Cognitive Behavioural Therapy (CBT) Is Not Akin to “Gaslighting Yourself,” and Here’s Why:

Lately, I’ve been seeing more and more posts from somatic therapists warning that Cognitive Behavioural Therapy (CBT) is not only ineffective, but potentially harmful, particularly for people with trauma or complex PTSD.

One of the main criticisms is that CBT labels trauma responses or emotional flashbacks as “cognitive distortions,” which is seen as pathologizing or dismissive. And I get where that concern comes from. When someone is dysregulated, overwhelmed, or deep in a triggered state, trying to “reframe” or “challenge” their thoughts can feel invalidating or just straight up inaccessible.

But here’s the thing: when practiced with care, CBT doesn’t have to be dismissive. In fact, it can be deeply compassionate and trauma-informed. The issue isn’t the modality, it’s how it’s applied.

In CBT, a “cognitive distortion” isn’t a denial of emotional truth. It simply refers to a thought that might not reflect the whole picture or the current context. It doesn’t say that you didn’t feel alone, hurt, or unseen. That pain is real, and it matters. The purpose isn’t to minimize your experience, but to gently explore whether your current interpretation of a situation is being shaped by earlier emotional programming.

Trauma isn’t just what happened to us… It’s how our nervous system learned to make sense of the world in response. The beliefs and survival strategies that imprinted as a result were adaptive. They worked at the time. But that doesn’t mean they’re still serving us today.

As kids, we don’t yet have the capacity to separate “I feel alone” from “I am alone,” or “I feel unloved” from “I am unlovable.” Those interpretations become embedded, hardwired into how we relate to ourselves and the world. And unless we pause to examine them, they follow us into adulthood as quiet assumptions: I’m too much. I’m not enough. I have to earn love. I’ll be abandoned if I speak up.

CBT, when done well, doesn’t say that our beliefs were irrational for the child we once were. It simply asks: Are they still true for me now? Are they helping me move forward, or keeping me stuck in familiar patterns of pain?

That exploration can be powerful and liberating, especially when held alongside compassion, curiosity, and emotional attunement.
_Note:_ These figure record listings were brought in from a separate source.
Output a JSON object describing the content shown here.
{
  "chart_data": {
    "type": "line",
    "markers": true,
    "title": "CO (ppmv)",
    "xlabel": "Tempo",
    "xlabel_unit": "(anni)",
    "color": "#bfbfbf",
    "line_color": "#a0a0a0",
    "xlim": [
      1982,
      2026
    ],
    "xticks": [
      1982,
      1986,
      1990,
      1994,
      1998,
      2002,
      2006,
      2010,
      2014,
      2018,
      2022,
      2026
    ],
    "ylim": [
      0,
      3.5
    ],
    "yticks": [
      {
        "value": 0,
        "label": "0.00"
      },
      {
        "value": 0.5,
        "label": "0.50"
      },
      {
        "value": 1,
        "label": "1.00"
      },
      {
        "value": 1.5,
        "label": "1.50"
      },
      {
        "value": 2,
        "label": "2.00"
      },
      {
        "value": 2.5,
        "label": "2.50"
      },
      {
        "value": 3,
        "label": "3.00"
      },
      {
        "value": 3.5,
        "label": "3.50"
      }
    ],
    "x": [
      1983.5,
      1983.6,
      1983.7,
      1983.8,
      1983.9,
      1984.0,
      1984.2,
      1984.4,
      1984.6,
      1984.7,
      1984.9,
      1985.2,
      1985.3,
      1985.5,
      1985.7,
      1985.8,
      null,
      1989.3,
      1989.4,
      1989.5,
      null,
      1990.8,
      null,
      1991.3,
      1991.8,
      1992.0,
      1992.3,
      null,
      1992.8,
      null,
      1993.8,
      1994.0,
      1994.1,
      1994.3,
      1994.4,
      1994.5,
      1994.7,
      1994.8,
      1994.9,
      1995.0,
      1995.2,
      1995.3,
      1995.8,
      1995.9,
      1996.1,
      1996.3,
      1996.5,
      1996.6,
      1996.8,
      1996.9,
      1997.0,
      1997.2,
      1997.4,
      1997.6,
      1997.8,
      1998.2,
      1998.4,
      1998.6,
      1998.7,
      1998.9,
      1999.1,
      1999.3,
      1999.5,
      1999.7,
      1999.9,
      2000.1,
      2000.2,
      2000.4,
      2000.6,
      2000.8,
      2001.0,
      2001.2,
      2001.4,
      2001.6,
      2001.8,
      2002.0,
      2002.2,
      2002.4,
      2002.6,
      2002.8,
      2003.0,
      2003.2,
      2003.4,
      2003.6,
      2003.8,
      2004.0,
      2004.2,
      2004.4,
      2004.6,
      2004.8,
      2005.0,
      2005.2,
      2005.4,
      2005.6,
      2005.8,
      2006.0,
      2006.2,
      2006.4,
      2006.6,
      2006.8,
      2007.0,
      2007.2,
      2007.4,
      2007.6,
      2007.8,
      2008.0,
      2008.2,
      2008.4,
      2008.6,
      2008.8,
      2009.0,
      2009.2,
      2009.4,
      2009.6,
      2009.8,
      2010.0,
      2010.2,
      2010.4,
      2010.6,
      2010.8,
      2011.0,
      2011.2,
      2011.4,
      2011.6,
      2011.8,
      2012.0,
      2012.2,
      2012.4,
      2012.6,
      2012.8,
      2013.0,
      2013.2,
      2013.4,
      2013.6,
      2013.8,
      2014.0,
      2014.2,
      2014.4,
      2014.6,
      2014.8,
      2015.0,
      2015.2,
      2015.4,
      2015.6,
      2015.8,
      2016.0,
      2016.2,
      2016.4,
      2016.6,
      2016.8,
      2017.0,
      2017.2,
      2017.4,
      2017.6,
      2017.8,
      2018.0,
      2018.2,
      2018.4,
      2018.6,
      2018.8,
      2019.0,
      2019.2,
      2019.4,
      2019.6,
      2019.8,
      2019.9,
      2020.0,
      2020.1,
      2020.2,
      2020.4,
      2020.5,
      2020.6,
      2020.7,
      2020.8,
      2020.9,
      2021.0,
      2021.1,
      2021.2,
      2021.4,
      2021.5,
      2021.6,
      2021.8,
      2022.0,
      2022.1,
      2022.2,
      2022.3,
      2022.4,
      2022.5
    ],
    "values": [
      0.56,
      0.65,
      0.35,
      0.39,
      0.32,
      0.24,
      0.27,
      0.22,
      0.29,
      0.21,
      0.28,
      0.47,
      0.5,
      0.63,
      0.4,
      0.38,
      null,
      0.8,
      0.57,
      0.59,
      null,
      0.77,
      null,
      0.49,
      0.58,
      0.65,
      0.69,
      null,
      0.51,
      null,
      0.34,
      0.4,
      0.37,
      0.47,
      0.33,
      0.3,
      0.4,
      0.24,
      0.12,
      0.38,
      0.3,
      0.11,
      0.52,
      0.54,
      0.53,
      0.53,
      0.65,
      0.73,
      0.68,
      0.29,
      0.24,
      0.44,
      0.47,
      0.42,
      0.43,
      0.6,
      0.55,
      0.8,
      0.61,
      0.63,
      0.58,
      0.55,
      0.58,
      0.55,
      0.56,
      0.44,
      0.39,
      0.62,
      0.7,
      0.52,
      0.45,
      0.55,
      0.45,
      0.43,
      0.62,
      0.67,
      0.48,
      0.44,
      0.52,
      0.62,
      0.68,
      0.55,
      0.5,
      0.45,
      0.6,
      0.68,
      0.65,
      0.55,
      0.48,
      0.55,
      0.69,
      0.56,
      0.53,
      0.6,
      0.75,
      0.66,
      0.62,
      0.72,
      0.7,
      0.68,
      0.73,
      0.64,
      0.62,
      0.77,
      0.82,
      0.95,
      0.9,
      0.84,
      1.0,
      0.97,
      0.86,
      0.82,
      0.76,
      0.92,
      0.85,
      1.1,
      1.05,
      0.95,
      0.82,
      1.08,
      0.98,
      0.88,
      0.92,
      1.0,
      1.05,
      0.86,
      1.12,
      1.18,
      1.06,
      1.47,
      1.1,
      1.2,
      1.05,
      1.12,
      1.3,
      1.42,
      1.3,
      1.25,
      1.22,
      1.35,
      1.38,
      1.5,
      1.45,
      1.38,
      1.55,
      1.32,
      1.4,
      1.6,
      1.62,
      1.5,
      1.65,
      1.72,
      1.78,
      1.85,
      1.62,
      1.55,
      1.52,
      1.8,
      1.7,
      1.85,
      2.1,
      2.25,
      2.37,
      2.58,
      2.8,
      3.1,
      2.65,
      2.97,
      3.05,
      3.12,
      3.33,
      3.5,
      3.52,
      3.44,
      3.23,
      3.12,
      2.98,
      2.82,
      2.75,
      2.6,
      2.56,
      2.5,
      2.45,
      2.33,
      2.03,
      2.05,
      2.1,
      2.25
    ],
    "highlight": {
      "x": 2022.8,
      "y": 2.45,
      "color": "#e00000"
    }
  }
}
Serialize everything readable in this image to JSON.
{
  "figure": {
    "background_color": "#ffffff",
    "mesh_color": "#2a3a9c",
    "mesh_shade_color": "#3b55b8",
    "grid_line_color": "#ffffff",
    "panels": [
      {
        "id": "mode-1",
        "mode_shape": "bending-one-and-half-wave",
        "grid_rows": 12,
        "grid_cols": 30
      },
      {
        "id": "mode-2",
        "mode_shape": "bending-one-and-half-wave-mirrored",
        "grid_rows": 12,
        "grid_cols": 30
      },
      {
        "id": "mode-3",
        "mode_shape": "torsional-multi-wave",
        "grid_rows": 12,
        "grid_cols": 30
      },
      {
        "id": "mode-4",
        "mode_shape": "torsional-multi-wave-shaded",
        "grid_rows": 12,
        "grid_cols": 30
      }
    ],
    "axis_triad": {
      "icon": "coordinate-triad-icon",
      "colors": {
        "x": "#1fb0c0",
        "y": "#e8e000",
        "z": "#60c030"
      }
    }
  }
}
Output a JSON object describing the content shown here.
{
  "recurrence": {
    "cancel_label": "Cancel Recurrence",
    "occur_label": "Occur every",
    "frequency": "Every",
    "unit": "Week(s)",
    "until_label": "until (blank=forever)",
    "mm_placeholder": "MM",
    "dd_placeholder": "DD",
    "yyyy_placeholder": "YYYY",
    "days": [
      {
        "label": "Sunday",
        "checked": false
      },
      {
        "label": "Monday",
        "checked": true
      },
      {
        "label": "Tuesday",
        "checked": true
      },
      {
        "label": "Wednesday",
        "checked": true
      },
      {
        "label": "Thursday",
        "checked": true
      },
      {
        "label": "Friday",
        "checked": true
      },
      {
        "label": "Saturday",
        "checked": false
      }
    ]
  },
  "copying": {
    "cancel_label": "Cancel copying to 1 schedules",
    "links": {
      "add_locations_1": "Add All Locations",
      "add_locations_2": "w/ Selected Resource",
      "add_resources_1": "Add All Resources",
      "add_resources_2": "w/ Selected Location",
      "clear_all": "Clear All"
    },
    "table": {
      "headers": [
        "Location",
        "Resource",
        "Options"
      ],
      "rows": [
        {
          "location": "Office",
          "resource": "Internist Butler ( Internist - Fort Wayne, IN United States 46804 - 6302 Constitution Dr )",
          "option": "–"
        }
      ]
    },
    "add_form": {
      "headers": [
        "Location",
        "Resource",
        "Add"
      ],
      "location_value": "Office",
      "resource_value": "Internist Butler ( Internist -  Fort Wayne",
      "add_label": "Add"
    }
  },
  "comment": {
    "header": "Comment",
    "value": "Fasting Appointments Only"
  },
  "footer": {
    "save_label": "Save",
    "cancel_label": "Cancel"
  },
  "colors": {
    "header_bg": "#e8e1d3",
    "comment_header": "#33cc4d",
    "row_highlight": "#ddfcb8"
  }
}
It’s true that if someone is in a heightened state of emotional activation (think: fight, flight, freeze, or fawn) that cognitive reappraisal isn’t always helpful. Their executive functioning (e.g., reasoning, problem solving, planning) might be offline. In those moments, what’s often needed first is safety, regulation, co-regulation, and grounding. All things that should be included in any form of therapy or counselling, no matter the framework.

To say that CBT is inherently harmful ignores the nuance of how it’s used. Trauma-informed CBT weaves in space for the emotional, the somatic, and the relational. It doesn’t rush to correct or convince, it invites reflection. And maybe most importantly, it recognizes that we can hold space for our emotional truths and question whether the beliefs we carry still belong to us. Learned beliefs, like “I’m not enough” or “I have to be perfect to be loved”, are just that: learned. They’re not signs that something is wrong with us. They’re signs that we adapted to survive.

And so it’s not harmful to ask: Are these beliefs helping me now? Are they aligned with the adult I am today? Or are they reminiscent of a time when love and safety felt out of reach?

When CBT is paired with trauma awareness and emotional attunement it can be a powerful tool, not for bypassing our pain, but for reclaiming our agency within it.